Stepping into the Ring . . . Getting a Love Tap




            Have you ever had those times of prayer and contemplation when you feel like you stepped into a boxing ring with God? And, much like any of our chances against a real heavy weight champion, we get, not only knocked down, but knocked out. Kierkegaard wrote about the Bible that it is not only speaking to me, it is speaking about me. This does not only happen reading the Bible. There are other books that bring the same response. They seem to just pummel us where God is concerned. It can be so convicting that our selfish, complacent faith is bruised and beaten. It is not that God wants to beat us into submission. That’s not his style or modus operandi. He loves us too much for that. But, there are times when what we encounter brings us to the point of feeling that we have been dropped into the ring with God.

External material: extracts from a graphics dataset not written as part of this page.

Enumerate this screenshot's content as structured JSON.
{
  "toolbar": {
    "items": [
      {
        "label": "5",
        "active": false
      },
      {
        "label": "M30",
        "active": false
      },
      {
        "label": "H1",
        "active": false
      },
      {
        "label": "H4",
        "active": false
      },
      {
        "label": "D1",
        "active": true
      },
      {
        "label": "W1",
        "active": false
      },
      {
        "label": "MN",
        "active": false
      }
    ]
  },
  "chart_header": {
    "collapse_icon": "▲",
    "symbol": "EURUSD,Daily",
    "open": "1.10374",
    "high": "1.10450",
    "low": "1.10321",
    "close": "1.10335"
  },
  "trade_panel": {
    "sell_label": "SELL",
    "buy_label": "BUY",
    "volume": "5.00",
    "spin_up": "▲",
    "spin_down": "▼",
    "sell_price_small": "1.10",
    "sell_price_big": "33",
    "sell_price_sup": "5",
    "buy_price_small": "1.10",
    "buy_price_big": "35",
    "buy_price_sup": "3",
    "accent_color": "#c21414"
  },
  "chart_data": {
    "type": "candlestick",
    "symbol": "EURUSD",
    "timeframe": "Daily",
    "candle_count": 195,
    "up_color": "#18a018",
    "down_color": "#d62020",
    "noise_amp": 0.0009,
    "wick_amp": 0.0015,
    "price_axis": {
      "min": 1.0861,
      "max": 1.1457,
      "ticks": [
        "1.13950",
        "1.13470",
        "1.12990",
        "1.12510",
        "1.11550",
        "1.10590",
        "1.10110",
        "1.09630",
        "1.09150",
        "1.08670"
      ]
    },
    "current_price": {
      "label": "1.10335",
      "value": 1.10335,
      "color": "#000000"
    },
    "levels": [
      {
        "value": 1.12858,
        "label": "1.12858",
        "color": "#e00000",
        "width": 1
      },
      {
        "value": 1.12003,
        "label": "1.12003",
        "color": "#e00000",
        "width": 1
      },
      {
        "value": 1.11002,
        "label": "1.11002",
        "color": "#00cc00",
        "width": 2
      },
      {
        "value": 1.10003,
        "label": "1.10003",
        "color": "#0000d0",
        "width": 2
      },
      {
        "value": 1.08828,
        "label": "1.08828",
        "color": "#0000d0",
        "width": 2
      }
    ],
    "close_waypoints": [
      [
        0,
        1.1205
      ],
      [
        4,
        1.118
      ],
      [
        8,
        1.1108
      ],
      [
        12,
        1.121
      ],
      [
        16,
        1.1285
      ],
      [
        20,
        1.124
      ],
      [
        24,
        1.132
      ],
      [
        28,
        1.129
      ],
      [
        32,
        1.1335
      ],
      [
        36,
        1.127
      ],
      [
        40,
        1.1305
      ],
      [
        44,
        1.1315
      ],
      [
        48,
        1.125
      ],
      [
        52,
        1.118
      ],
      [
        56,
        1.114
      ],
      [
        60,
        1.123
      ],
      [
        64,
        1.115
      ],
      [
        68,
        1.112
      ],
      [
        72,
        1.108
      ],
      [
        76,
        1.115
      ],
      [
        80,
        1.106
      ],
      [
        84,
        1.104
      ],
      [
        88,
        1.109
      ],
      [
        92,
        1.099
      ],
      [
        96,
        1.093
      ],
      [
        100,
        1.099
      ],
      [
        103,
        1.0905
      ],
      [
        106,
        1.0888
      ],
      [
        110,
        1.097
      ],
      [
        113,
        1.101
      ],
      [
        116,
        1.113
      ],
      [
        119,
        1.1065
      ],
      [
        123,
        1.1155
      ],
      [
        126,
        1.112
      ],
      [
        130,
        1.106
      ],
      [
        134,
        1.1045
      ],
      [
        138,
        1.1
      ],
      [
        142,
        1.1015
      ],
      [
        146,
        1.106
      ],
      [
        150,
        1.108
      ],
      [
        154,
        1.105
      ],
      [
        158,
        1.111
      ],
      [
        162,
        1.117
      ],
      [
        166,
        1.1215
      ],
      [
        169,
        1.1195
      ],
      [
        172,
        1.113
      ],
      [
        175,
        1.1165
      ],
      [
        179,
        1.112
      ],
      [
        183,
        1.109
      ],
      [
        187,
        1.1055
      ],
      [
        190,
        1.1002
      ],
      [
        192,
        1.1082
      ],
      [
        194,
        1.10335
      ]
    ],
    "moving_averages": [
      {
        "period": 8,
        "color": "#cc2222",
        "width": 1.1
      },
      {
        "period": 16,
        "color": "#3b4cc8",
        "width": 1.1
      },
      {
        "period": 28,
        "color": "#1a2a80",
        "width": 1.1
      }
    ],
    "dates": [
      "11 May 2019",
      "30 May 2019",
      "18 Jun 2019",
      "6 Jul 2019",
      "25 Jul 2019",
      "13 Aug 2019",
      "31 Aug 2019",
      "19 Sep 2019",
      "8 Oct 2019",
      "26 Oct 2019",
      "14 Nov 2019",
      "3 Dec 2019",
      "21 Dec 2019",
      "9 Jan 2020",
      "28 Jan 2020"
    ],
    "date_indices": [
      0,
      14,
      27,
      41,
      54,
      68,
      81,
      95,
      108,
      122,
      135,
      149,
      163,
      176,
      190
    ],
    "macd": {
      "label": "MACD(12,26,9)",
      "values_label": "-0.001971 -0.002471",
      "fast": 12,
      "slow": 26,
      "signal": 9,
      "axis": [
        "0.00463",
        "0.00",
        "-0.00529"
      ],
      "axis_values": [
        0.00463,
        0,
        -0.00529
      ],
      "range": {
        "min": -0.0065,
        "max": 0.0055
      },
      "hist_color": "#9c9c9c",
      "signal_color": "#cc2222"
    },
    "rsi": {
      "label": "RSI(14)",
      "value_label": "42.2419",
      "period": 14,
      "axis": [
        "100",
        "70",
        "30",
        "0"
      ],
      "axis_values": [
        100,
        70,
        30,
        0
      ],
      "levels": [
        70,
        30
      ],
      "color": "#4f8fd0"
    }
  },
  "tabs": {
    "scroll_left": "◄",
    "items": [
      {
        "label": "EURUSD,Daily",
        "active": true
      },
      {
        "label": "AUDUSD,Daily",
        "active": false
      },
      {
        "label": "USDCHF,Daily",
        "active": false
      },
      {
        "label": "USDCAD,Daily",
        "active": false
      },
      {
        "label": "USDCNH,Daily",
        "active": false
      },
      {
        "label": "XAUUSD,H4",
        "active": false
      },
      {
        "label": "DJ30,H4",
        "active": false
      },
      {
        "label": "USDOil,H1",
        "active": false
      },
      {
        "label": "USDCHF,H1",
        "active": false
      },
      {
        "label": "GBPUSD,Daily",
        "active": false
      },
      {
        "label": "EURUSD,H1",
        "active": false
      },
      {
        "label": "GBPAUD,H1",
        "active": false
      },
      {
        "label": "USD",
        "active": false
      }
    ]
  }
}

            This happened to me today in such a powerful way. It was overwhelming. These times are real and too often few and far between. I know it is my fault because God promises that when we seek him we will find him. The fault lies directly with me! I am not seeking those intense yet meaningful moments enough. I may feel like I get beat up in them. Upon further reflection, I really do need to get knocked around a little to lift me out of my complacency. As Christians, we have so much information that we have read and heard. Too many times we relegate them to the back burner, packing them away for future reference, never to be seen or heard of again. When God reminds me these things, it becomes more than an “ah ha” moment. I am brought face to face with my indifference and ineffectiveness bordering on neglect and dismissal of everything God has called me to do. I can claim I forgot but I am not sure God will accept that feeble excuse.

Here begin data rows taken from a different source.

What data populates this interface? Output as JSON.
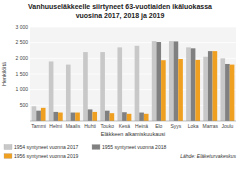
{
  "chart_data": {
    "type": "bar",
    "title": "Vanhuuseläkkeelle siirtyneet 63-vuotiaiden ikäluokassa\nvuosina 2017, 2018 ja 2019",
    "x_label": "Eläkkeen alkamiskuukausi",
    "y_label": "Henkilöitä",
    "source": "Lähde: Eläketurvakeskus",
    "categories": [
      "Tammi",
      "Helmi",
      "Maalis",
      "Huhti",
      "Touko",
      "Kesä",
      "Heinä",
      "Elo",
      "Syys",
      "Loka",
      "Marras",
      "Joulu"
    ],
    "series": [
      {
        "name": "1954 syntyneet vuonna 2017",
        "color": "#c8c8c8",
        "values": [
          470,
          1900,
          1800,
          2200,
          2200,
          2350,
          2400,
          2550,
          2550,
          2350,
          2050,
          2000
        ]
      },
      {
        "name": "1955 syntyneet vuonna 2018",
        "color": "#808080",
        "values": [
          330,
          290,
          270,
          370,
          330,
          280,
          270,
          2520,
          2540,
          2320,
          2230,
          1820
        ]
      },
      {
        "name": "1956 syntyneet vuonna 2019",
        "color": "#f0a020",
        "values": [
          420,
          270,
          270,
          290,
          250,
          230,
          230,
          1940,
          1980,
          1950,
          2230,
          1800
        ]
      }
    ],
    "ylim": [
      0,
      3000
    ],
    "yticks": [
      500,
      {
        "value": 1000,
        "label": "1 000"
      },
      {
        "value": 1500,
        "label": "1 500"
      },
      {
        "value": 2000,
        "label": "2 000"
      },
      {
        "value": 2500,
        "label": "2 500"
      },
      {
        "value": 3000,
        "label": "3 000"
      }
    ],
    "grid": true,
    "legend": "bottom"
  }
}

            The good news is that the reason God reminds me of these things, while convicting, is to restore my sense of calling and mission. When I have neglected what he I am supposed to do, a reminder – either hard or soft – is needed to get me back on track. God is not punishing me but reminding me. I can be hard headed and at those times I need a little more “inspiration.” I know at those precise moments that God is giving me a love tap. I can be certain of this because I know, that if he wanted to, God could knock me out and I would be out for good. So, I cherish these moments and appreciate the delicate, gentle hand God uses to bring me to my senses. I may feel knocked out but his love, grace and mercy are the smelling salts I need to be revived. I also recognize afterwards that my initial stepping into the ring with God was for my good. And, I am thankful.